We were met by two black vans and two drivers – ours was a local man named Jeremy who turned out to be an almost inexhaustible font of knowledge with a perfect BBC accent. He was the first (and probably the last) person I will ever hear using ‘one’ as an entirely unselfconscious personal pronoun.

Along with two girls from California who had arrived by the same train, we jumped in and were driven to a tiny village called Chastleton. There we admired a Jacobean manor which, up until quite recently, housed a lady who own 21 cats. Apparently the smell was quite something.

We also had a look in the church next door before heading around the corner to the ‘secret cottage’. The family who organise the tours live in the cottage and provide morning tea, lunch and afternoon tea throughout the day. Before eating we had a tour of the cottage.

Those mushroom shaped objects are ‘straddle stones’ used to elevate storage sheds so mice and rats couldn’t climb up.

It was originally three living spaces with families of up to 15 in each two room space. One room downstairs and one upstairs, reachable by a ladder. In winter the family pig and chickens would live inside too. These days it’s much nicer, with just four people living in the cottage rather than 45!
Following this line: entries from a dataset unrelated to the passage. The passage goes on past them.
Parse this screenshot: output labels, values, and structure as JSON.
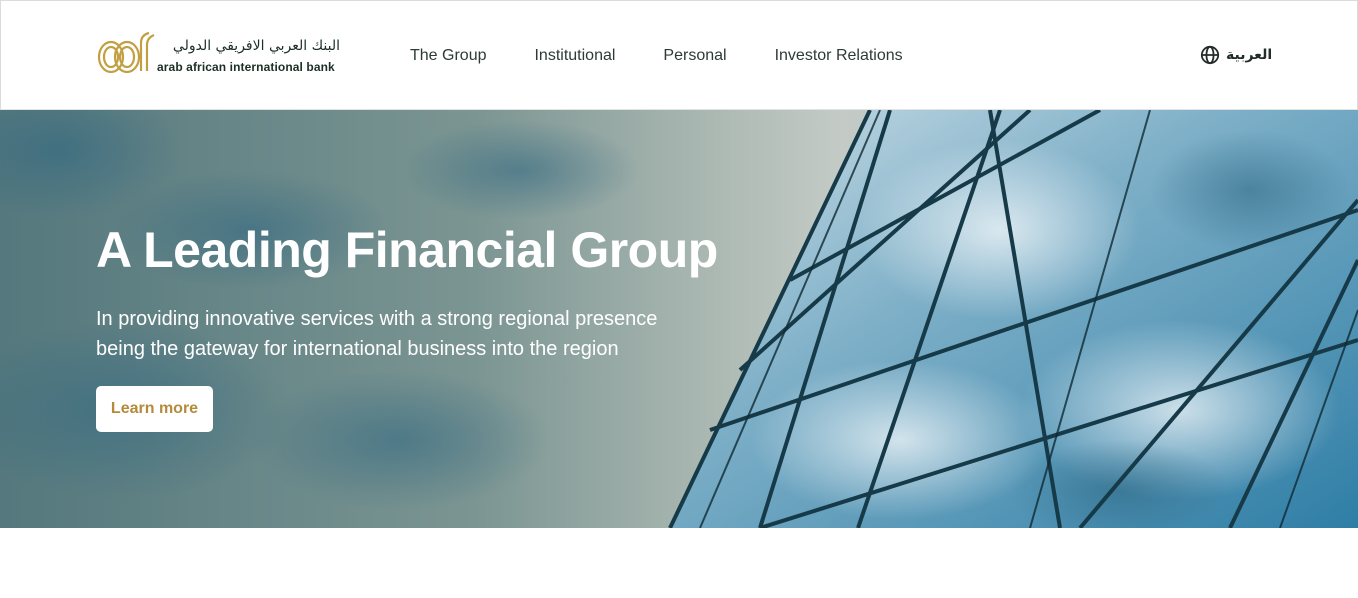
{
  "brand": {
    "name_ar": "البنك العربي الافريقي الدولي",
    "name_en": "arab african international bank",
    "gold": "#c2a042",
    "dark_green": "#1c2f25"
  },
  "nav": {
    "items": [
      {
        "label": "The Group"
      },
      {
        "label": "Institutional"
      },
      {
        "label": "Personal"
      },
      {
        "label": "Investor Relations"
      }
    ]
  },
  "language": {
    "icon": "globe-icon",
    "label": "العربية"
  },
  "hero": {
    "title": "A Leading Financial Group",
    "subtitle_line1": "In providing innovative services with a strong regional presence",
    "subtitle_line2": "being the gateway for international business into the region",
    "cta_label": "Learn more",
    "cta_color": "#b48b3a"
  }
}
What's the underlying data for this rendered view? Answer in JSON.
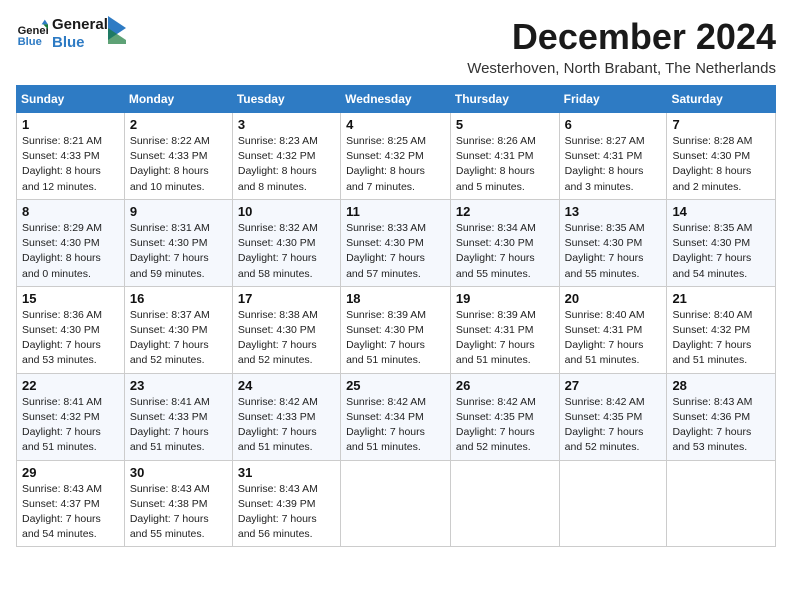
{
  "logo": {
    "line1": "General",
    "line2": "Blue"
  },
  "title": "December 2024",
  "location": "Westerhoven, North Brabant, The Netherlands",
  "days_of_week": [
    "Sunday",
    "Monday",
    "Tuesday",
    "Wednesday",
    "Thursday",
    "Friday",
    "Saturday"
  ],
  "weeks": [
    [
      {
        "day": "1",
        "sunrise": "8:21 AM",
        "sunset": "4:33 PM",
        "daylight": "8 hours and 12 minutes."
      },
      {
        "day": "2",
        "sunrise": "8:22 AM",
        "sunset": "4:33 PM",
        "daylight": "8 hours and 10 minutes."
      },
      {
        "day": "3",
        "sunrise": "8:23 AM",
        "sunset": "4:32 PM",
        "daylight": "8 hours and 8 minutes."
      },
      {
        "day": "4",
        "sunrise": "8:25 AM",
        "sunset": "4:32 PM",
        "daylight": "8 hours and 7 minutes."
      },
      {
        "day": "5",
        "sunrise": "8:26 AM",
        "sunset": "4:31 PM",
        "daylight": "8 hours and 5 minutes."
      },
      {
        "day": "6",
        "sunrise": "8:27 AM",
        "sunset": "4:31 PM",
        "daylight": "8 hours and 3 minutes."
      },
      {
        "day": "7",
        "sunrise": "8:28 AM",
        "sunset": "4:30 PM",
        "daylight": "8 hours and 2 minutes."
      }
    ],
    [
      {
        "day": "8",
        "sunrise": "8:29 AM",
        "sunset": "4:30 PM",
        "daylight": "8 hours and 0 minutes."
      },
      {
        "day": "9",
        "sunrise": "8:31 AM",
        "sunset": "4:30 PM",
        "daylight": "7 hours and 59 minutes."
      },
      {
        "day": "10",
        "sunrise": "8:32 AM",
        "sunset": "4:30 PM",
        "daylight": "7 hours and 58 minutes."
      },
      {
        "day": "11",
        "sunrise": "8:33 AM",
        "sunset": "4:30 PM",
        "daylight": "7 hours and 57 minutes."
      },
      {
        "day": "12",
        "sunrise": "8:34 AM",
        "sunset": "4:30 PM",
        "daylight": "7 hours and 55 minutes."
      },
      {
        "day": "13",
        "sunrise": "8:35 AM",
        "sunset": "4:30 PM",
        "daylight": "7 hours and 55 minutes."
      },
      {
        "day": "14",
        "sunrise": "8:35 AM",
        "sunset": "4:30 PM",
        "daylight": "7 hours and 54 minutes."
      }
    ],
    [
      {
        "day": "15",
        "sunrise": "8:36 AM",
        "sunset": "4:30 PM",
        "daylight": "7 hours and 53 minutes."
      },
      {
        "day": "16",
        "sunrise": "8:37 AM",
        "sunset": "4:30 PM",
        "daylight": "7 hours and 52 minutes."
      },
      {
        "day": "17",
        "sunrise": "8:38 AM",
        "sunset": "4:30 PM",
        "daylight": "7 hours and 52 minutes."
      },
      {
        "day": "18",
        "sunrise": "8:39 AM",
        "sunset": "4:30 PM",
        "daylight": "7 hours and 51 minutes."
      },
      {
        "day": "19",
        "sunrise": "8:39 AM",
        "sunset": "4:31 PM",
        "daylight": "7 hours and 51 minutes."
      },
      {
        "day": "20",
        "sunrise": "8:40 AM",
        "sunset": "4:31 PM",
        "daylight": "7 hours and 51 minutes."
      },
      {
        "day": "21",
        "sunrise": "8:40 AM",
        "sunset": "4:32 PM",
        "daylight": "7 hours and 51 minutes."
      }
    ],
    [
      {
        "day": "22",
        "sunrise": "8:41 AM",
        "sunset": "4:32 PM",
        "daylight": "7 hours and 51 minutes."
      },
      {
        "day": "23",
        "sunrise": "8:41 AM",
        "sunset": "4:33 PM",
        "daylight": "7 hours and 51 minutes."
      },
      {
        "day": "24",
        "sunrise": "8:42 AM",
        "sunset": "4:33 PM",
        "daylight": "7 hours and 51 minutes."
      },
      {
        "day": "25",
        "sunrise": "8:42 AM",
        "sunset": "4:34 PM",
        "daylight": "7 hours and 51 minutes."
      },
      {
        "day": "26",
        "sunrise": "8:42 AM",
        "sunset": "4:35 PM",
        "daylight": "7 hours and 52 minutes."
      },
      {
        "day": "27",
        "sunrise": "8:42 AM",
        "sunset": "4:35 PM",
        "daylight": "7 hours and 52 minutes."
      },
      {
        "day": "28",
        "sunrise": "8:43 AM",
        "sunset": "4:36 PM",
        "daylight": "7 hours and 53 minutes."
      }
    ],
    [
      {
        "day": "29",
        "sunrise": "8:43 AM",
        "sunset": "4:37 PM",
        "daylight": "7 hours and 54 minutes."
      },
      {
        "day": "30",
        "sunrise": "8:43 AM",
        "sunset": "4:38 PM",
        "daylight": "7 hours and 55 minutes."
      },
      {
        "day": "31",
        "sunrise": "8:43 AM",
        "sunset": "4:39 PM",
        "daylight": "7 hours and 56 minutes."
      },
      null,
      null,
      null,
      null
    ]
  ]
}
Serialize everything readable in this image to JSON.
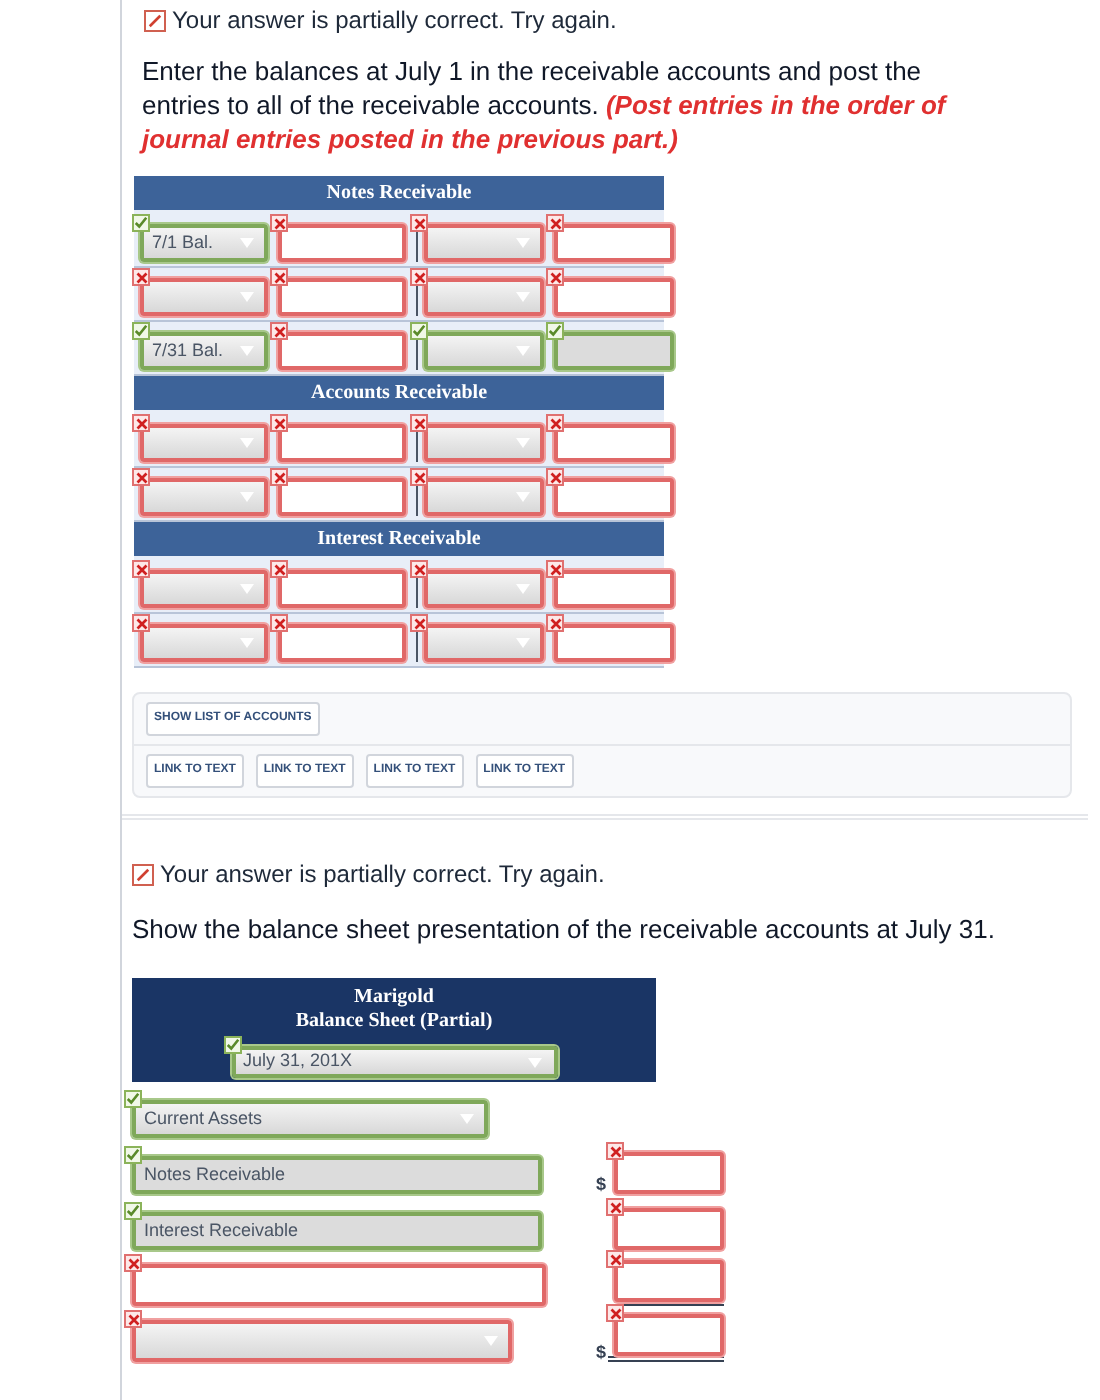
{
  "top_feedback": "Your answer is partially correct.  Try again.",
  "instructions": "Enter the balances at July 1 in the receivable accounts and post the entries to all of the receivable accounts. **(Post entries in the order of journal entries posted in the previous part.)**",
  "ledgers": [
    {
      "title": "Notes Receivable",
      "rows": [
        [
          {
            "kind": "select",
            "value": "7/1 Bal.",
            "correct": true
          },
          {
            "kind": "input",
            "correct": false
          },
          {
            "kind": "select",
            "correct": false
          },
          {
            "kind": "input",
            "correct": false
          }
        ],
        [
          {
            "kind": "select",
            "correct": false
          },
          {
            "kind": "input",
            "correct": false
          },
          {
            "kind": "select",
            "correct": false
          },
          {
            "kind": "input",
            "correct": false
          }
        ],
        [
          {
            "kind": "select",
            "value": "7/31 Bal.",
            "correct": true
          },
          {
            "kind": "input",
            "correct": false
          },
          {
            "kind": "select",
            "correct": true
          },
          {
            "kind": "input",
            "correct": true
          }
        ]
      ]
    },
    {
      "title": "Accounts Receivable",
      "rows": [
        [
          {
            "kind": "select",
            "correct": false
          },
          {
            "kind": "input",
            "correct": false
          },
          {
            "kind": "select",
            "correct": false
          },
          {
            "kind": "input",
            "correct": false
          }
        ],
        [
          {
            "kind": "select",
            "correct": false
          },
          {
            "kind": "input",
            "correct": false
          },
          {
            "kind": "select",
            "correct": false
          },
          {
            "kind": "input",
            "correct": false
          }
        ]
      ]
    },
    {
      "title": "Interest Receivable",
      "rows": [
        [
          {
            "kind": "select",
            "correct": false
          },
          {
            "kind": "input",
            "correct": false
          },
          {
            "kind": "select",
            "correct": false
          },
          {
            "kind": "input",
            "correct": false
          }
        ],
        [
          {
            "kind": "select",
            "correct": false
          },
          {
            "kind": "input",
            "correct": false
          },
          {
            "kind": "select",
            "correct": false
          },
          {
            "kind": "input",
            "correct": false
          }
        ]
      ]
    }
  ],
  "tool_buttons": [
    [
      "SHOW LIST OF ACCOUNTS"
    ],
    [
      "LINK TO TEXT",
      "LINK TO TEXT",
      "LINK TO TEXT",
      "LINK TO TEXT"
    ]
  ],
  "feedback": "Your answer is partially correct.  Try again.",
  "question": "Show the balance sheet presentation of the receivable accounts at July 31.",
  "balance_sheet": {
    "company": "Marigold",
    "title": "Balance Sheet (Partial)",
    "date": {
      "value": "July 31, 201X",
      "correct": true
    },
    "rows": [
      {
        "kind": "select",
        "value": "Current Assets",
        "correct": true
      },
      {
        "kind": "input",
        "value": "Notes Receivable",
        "correct": true,
        "amount": {
          "correct": false,
          "currency": "$",
          "underlined": false,
          "double_underlined": false
        }
      },
      {
        "kind": "input",
        "value": "Interest Receivable",
        "correct": true,
        "amount": {
          "correct": false,
          "underlined": false,
          "double_underlined": false
        }
      },
      {
        "kind": "input",
        "correct": false,
        "amount": {
          "correct": false,
          "underlined": true,
          "double_underlined": false
        }
      },
      {
        "kind": "select",
        "correct": false,
        "amount": {
          "correct": false,
          "currency": "$",
          "underlined": false,
          "double_underlined": true
        }
      }
    ]
  }
}
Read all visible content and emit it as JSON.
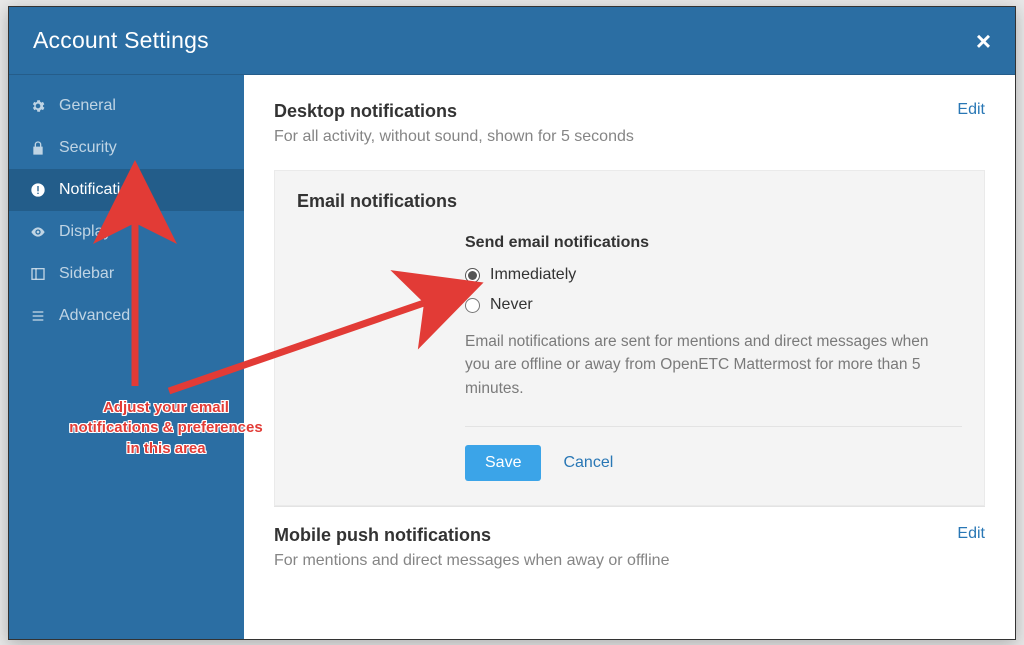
{
  "header": {
    "title": "Account Settings"
  },
  "sidebar": {
    "items": [
      {
        "id": "general",
        "label": "General",
        "icon": "gear"
      },
      {
        "id": "security",
        "label": "Security",
        "icon": "lock"
      },
      {
        "id": "notifications",
        "label": "Notifications",
        "icon": "alert"
      },
      {
        "id": "display",
        "label": "Display",
        "icon": "eye"
      },
      {
        "id": "sidebar",
        "label": "Sidebar",
        "icon": "columns"
      },
      {
        "id": "advanced",
        "label": "Advanced",
        "icon": "list"
      }
    ],
    "active": "notifications"
  },
  "sections": {
    "desktop": {
      "title": "Desktop notifications",
      "desc": "For all activity, without sound, shown for 5 seconds",
      "edit": "Edit"
    },
    "email": {
      "title": "Email notifications",
      "field_label": "Send email notifications",
      "options": [
        {
          "id": "immediately",
          "label": "Immediately",
          "selected": true
        },
        {
          "id": "never",
          "label": "Never",
          "selected": false
        }
      ],
      "help": "Email notifications are sent for mentions and direct messages when you are offline or away from OpenETC Mattermost for more than 5 minutes.",
      "save": "Save",
      "cancel": "Cancel"
    },
    "mobile": {
      "title": "Mobile push notifications",
      "desc": "For mentions and direct messages when away or offline",
      "edit": "Edit"
    }
  },
  "annotation": {
    "text": "Adjust your email notifications & preferences in this area"
  },
  "colors": {
    "brand": "#2b6ea3",
    "link": "#2977b5",
    "save": "#3ba4e8",
    "annotation": "#e23b36"
  }
}
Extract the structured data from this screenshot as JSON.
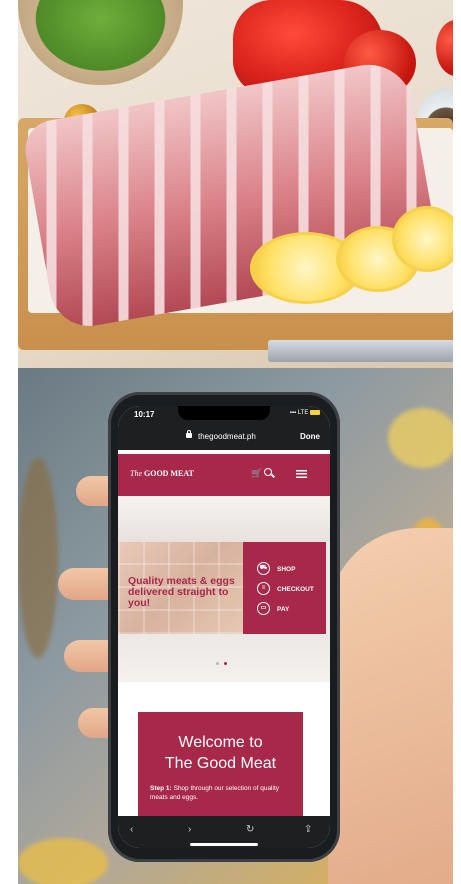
{
  "phone": {
    "status": {
      "time": "10:17",
      "network": "LTE"
    },
    "browser": {
      "url": "thegoodmeat.ph",
      "done_label": "Done",
      "toolbar": {
        "back": "‹",
        "forward": "›",
        "reload": "↻",
        "share": "⇪"
      }
    },
    "site": {
      "logo_the": "The",
      "logo_main": "GOOD MEAT",
      "hero": {
        "caption": "Quality meats & eggs delivered straight to you!",
        "panel_items": [
          {
            "label": "SHOP",
            "icon": "cart-icon"
          },
          {
            "label": "CHECKOUT",
            "icon": "receipt-icon"
          },
          {
            "label": "PAY",
            "icon": "credit-card-icon"
          }
        ]
      },
      "welcome": {
        "title_line1": "Welcome to",
        "title_line2": "The Good Meat",
        "step_label": "Step 1:",
        "step_text": "Shop through our selection of quality meats and eggs."
      }
    }
  },
  "colors": {
    "brand": "#a8284a",
    "browser_chrome": "#1d1f21"
  }
}
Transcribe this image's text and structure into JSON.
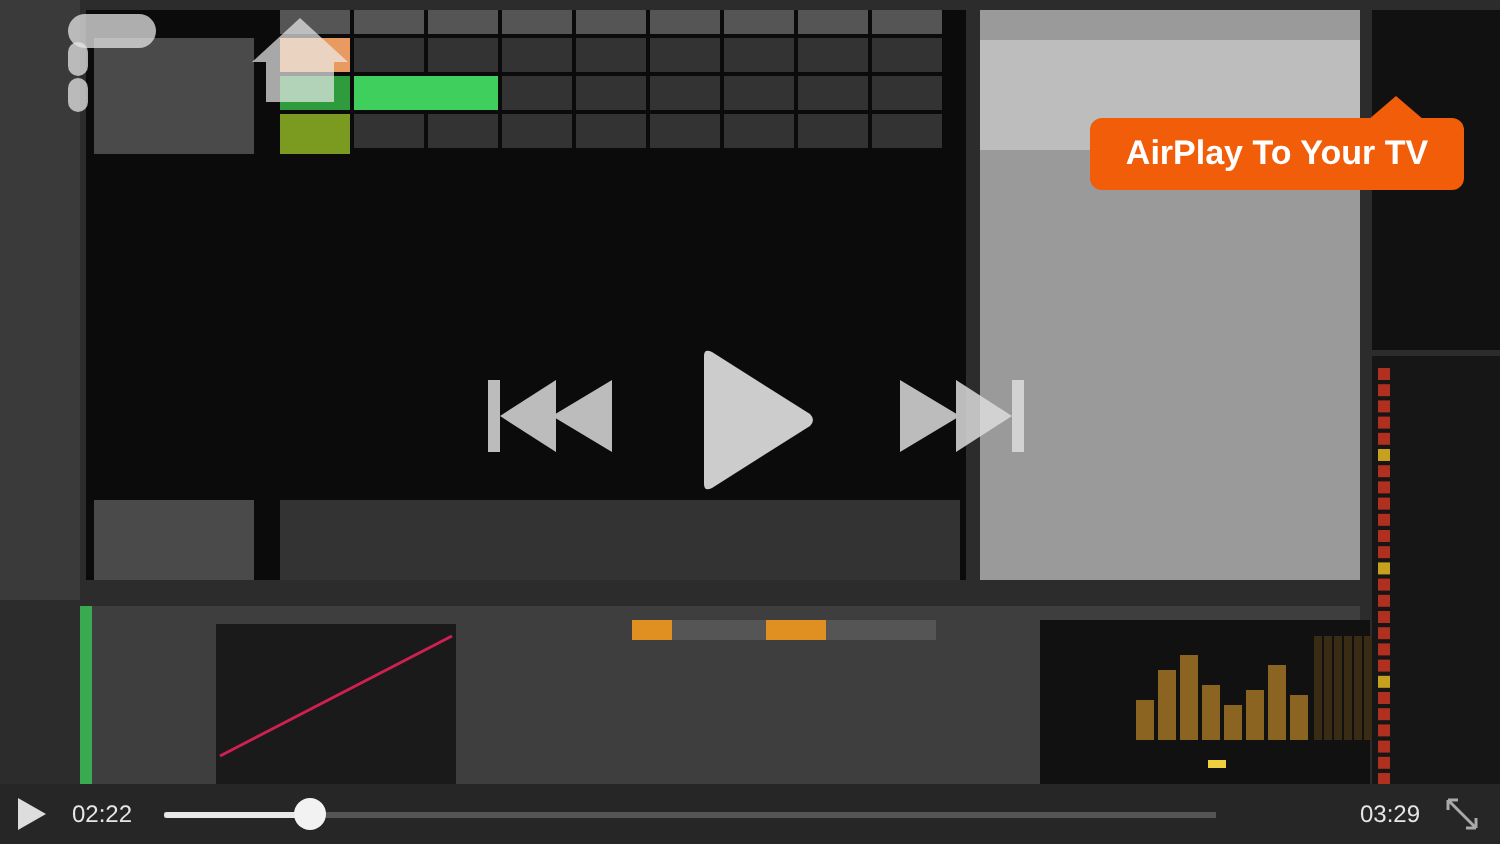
{
  "callout": {
    "text": "AirPlay To Your TV"
  },
  "player": {
    "playing": false,
    "elapsed": "02:22",
    "duration": "03:29",
    "level": 0.138
  }
}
Morning tea was a delicious selection of biscuits and cakes.

On each excursion out we visited different villages in the Cotswolds and admired many thatched cottages and learned a great deal from Jeremy about the area’s history, geography, language, animals and social goings-on. For example, did you know that Patrick Stewart lives in the Cotswolds and writes many peeved letters to his local council about the shooting range near his property?

We visited Upper and Lower Slaughter – two gorgeous villages with rather dramatic names. However ‘slaugh’ meant ‘marsh’ in an old language, which makes it all less sinister. One of the villages is one of Britain’s ‘doubly thankful’ villages. This means that not one person was killed in either world war. Jeremy explained that the wars had quite devastating effects on some villages as all the young men would want to join the same regiment and so, if that regiment was in serious action, they could lose a generation in one blow.

We learned that while thatched roofs may be beautiful, they are also expensive. They cost about forty thousand pounds to restore (for a medium sized cottage) and a thatch last about 50 years. Some thatchers make signature animals along the roof line – often birds but sometimes cats, dogs and foxes.

Lunch!

The name ‘Cotswolds’ come from ‘cot’ meaning a fenced or enclosed space (from all the sheep pens) and ‘wold’ meaning ‘hills’.

A newly thatched cottage.

We saw a village named Great Tew that had been abandoned last century then revitalised when an heir to the estate had been found. It was a beautiful village filled with gorgeous buildings.

And a very cute pub!

Jeremy had worked as a geologist and as we walked through the village he found a brachiopod fossil!

It doesn’t look like much here but I could tell it was a shell, I promise!

He also had a little wallet of things he’d found while walking around the area, including a Roman coin. It’s the tiny blackened one.

Afternoon tea!

It was a lovely day. Not cheap, at £95, but it didn’t feel at all rushed and we had a very nice group of people to chat to, in fact four others from our group caught the same train back towards Oxford so we chatted the whole way. Lovely!